El alma de los pueblos de América sigue buscando su luz en la cruz primera proclamada en Santo Domingo. Es urgente que el alma de los seres que habitan los territorios nuestros sea su afirmación. Quienes vivimos estas transformaciones por la gracia de Dios, tenemos la pesadumbre de que el diseño de un nuevo orden mundial esté pletórico de formas, pero carezca del viento vivificador que hace que cada ser humano se identifique trascendentemente con los otros seres.
El diálogo creativo
Era el año de 1523 cuando, en Sevilla, se hizo a la mar Peter Van Der Moere, quien luego se establecería en Texcoco, junto a los indígenas, y se transformaría en Fray Pedro de Gante: aquel que, lleno de paz, reclamó con energía por el sacrificio de Cuauhtemoc, y es símbolo hoy de justicia clamante; el que adivinó que era necesario disipar en el indígena el miedo y la servilidad para que accediera a la alegría y la creación; el que descubrió el depósito de inteligencia que la fe podía dimensionar en los naturales para dar sustento a la libertad; el que comprendió que la fe que porta la evangelización, es generadora de la verdadera paz; y que, como hermano lego, sólo con la dignidad de su convicción de ser hijo de Dios, entendió que son el compromiso propio y el ejemplo los que convocan a una nueva cultura y a una nueva civilización; el que valoró el trabajo como expresión de la dignidad del ser humano y dio curso a los talleres de capacitación para los oficios, enseñando que el bienestar requiere esfuerzos propios; quien de cada invento del ingenio humano que signa el progreso, hizo ocasión de eternidad con aquel vademécum inolvidable al que dio por título «cartilla para enseñar a leer, nuevamente enmendada y quitadas las abreviaturas que antes tenía»; y, sobre todo, el forjador de ese puente que hizo encontrar a Dios con el indígena, luego con el mestizo y después con el negro, para darle esencia enriquecida y nueva al alma de América.

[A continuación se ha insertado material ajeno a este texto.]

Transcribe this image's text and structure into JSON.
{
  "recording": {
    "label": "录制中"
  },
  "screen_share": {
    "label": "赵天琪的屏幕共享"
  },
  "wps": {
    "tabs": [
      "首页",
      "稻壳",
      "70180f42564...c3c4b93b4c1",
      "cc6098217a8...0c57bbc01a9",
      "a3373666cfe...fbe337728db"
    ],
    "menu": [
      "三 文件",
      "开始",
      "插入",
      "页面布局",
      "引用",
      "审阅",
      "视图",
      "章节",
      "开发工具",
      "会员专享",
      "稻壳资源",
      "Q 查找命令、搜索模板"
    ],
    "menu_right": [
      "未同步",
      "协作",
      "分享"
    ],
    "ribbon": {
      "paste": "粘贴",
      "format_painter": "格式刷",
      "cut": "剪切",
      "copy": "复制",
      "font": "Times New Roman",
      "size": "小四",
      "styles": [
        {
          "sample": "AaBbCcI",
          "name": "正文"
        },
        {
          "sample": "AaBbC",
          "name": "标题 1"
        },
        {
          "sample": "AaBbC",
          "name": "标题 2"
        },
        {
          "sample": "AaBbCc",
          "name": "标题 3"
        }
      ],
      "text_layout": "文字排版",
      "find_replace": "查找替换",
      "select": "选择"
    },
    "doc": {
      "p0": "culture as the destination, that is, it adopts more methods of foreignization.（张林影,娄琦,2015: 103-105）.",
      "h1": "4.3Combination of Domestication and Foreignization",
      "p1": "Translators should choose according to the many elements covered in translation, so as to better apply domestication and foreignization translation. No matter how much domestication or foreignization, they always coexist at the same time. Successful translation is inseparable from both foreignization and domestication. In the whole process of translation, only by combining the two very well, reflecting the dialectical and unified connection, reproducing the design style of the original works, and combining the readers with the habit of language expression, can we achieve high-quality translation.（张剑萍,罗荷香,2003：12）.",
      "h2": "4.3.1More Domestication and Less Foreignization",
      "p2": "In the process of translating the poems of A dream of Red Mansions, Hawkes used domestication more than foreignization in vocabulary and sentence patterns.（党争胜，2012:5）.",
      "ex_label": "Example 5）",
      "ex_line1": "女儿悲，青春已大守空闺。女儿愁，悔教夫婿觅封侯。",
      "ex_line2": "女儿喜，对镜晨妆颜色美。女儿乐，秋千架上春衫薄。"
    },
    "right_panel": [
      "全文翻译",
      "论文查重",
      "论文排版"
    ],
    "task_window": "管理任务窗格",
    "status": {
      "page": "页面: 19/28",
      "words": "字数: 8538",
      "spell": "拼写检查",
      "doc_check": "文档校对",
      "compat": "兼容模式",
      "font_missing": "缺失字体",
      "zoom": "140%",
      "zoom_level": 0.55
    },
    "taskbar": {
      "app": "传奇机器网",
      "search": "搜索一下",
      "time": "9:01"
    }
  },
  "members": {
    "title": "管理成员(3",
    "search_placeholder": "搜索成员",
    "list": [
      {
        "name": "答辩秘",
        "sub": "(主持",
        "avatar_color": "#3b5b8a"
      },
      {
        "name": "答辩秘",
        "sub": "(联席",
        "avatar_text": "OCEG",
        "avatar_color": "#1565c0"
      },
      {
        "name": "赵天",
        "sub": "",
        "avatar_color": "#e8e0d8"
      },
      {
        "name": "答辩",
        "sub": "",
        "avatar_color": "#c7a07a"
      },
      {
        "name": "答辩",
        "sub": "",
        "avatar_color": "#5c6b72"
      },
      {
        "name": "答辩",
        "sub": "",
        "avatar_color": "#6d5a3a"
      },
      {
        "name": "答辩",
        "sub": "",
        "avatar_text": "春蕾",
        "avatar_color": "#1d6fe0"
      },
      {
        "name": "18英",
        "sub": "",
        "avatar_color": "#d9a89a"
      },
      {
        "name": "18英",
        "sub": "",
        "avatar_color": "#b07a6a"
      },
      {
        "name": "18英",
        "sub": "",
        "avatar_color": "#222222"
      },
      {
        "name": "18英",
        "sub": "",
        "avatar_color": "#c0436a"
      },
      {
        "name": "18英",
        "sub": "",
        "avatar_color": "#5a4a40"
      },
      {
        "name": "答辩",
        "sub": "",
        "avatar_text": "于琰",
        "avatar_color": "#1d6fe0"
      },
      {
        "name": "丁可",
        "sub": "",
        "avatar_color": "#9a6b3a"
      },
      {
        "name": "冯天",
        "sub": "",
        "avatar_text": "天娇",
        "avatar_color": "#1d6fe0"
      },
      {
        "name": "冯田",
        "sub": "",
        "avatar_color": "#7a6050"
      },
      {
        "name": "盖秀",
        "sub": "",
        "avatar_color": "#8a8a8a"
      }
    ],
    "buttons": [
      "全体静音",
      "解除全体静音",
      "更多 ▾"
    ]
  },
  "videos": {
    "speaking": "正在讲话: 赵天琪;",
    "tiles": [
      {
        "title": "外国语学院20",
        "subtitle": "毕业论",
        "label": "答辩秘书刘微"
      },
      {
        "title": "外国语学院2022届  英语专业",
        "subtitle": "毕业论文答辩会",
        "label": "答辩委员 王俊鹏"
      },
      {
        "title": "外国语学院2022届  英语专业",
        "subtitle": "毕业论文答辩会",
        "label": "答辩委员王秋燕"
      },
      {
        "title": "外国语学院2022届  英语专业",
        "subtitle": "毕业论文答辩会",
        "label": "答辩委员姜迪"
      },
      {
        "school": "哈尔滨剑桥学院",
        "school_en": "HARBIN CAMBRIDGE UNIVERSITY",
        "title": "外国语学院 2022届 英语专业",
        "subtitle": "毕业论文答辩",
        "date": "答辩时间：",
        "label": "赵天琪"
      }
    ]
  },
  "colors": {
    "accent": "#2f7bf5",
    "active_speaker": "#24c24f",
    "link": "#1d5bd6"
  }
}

La fe de aquella alma cristiana ha de vincularse a la segunda evangelización en esa verdad que enseña que el camino único y verdadero es la dignidad del ser humano. El nuevo presente, como el de hace medio milenio, es un desafío, es decir un interrogante que pone a prueba nuestra fe, de la que sólo podemos responder nosotros mismos en el diálogo creativo con las realidades que aspiramos a forjar.